Some New Health Plan Provisions
The Act also provides that effective immediately a health plan must pay at least 98 percent of its claims each calendar year in a timely fashion in order to avoid late payment penalties (excluding violations resulting from member/provider complaints). In the past, health plans were fined for each claim that was not paid within 45 days of receipt. Fines were generally $500 per late paid claim. Considering the volume of claims, the fines were significant even for health plans that generally were able to pay the vast majority of claims promptly.
[i] This Act is the same as S 5472-A.
[ii] One of the other acts included in the Governor's Program expands the state's mini-COBRA law by extending the continuation of coverage period from 18 to 36 months (A. 8400), and the other act passed by Gov. Paterson mandates that health plans offer an option to continue coverage for unmarried adults through age 29 under a parent's health insurance policy (A. 9038).

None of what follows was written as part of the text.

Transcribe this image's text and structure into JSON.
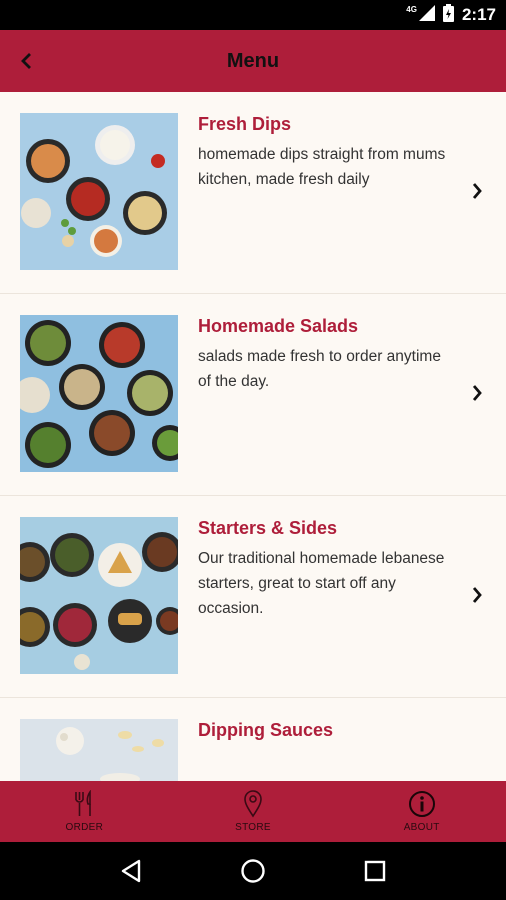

[iii] 'Rare disease' means a life threatening or disabling condition or disease that (1) (A) is currently or has been subject to a research study by the National Institutes of Health Rare Disease Clinical Research Network, or (B) affects fewer than 200,000 United States residents per year, and (2) for which there does not exist a standard health service or procedure covered by the health care plan that is more clinically beneficial than the requested health service treatment. A physician, other than the enrollee's treating physician, shall certify in writing that the condition is a rare disease as defined in this statute.
[iv] This does not apply to recovery for duplicate payments.
[v] For the purposes of this section of the law, the term 'adverse reimbursement change' means a proposed change that could reasonably be expected to have a material adverse impact on the aggregate level of payment to a health care professional.
[vi] However, a provisionally credentialed physician may not be designated as an insured's primary care physician until the physician has been fully credentialed.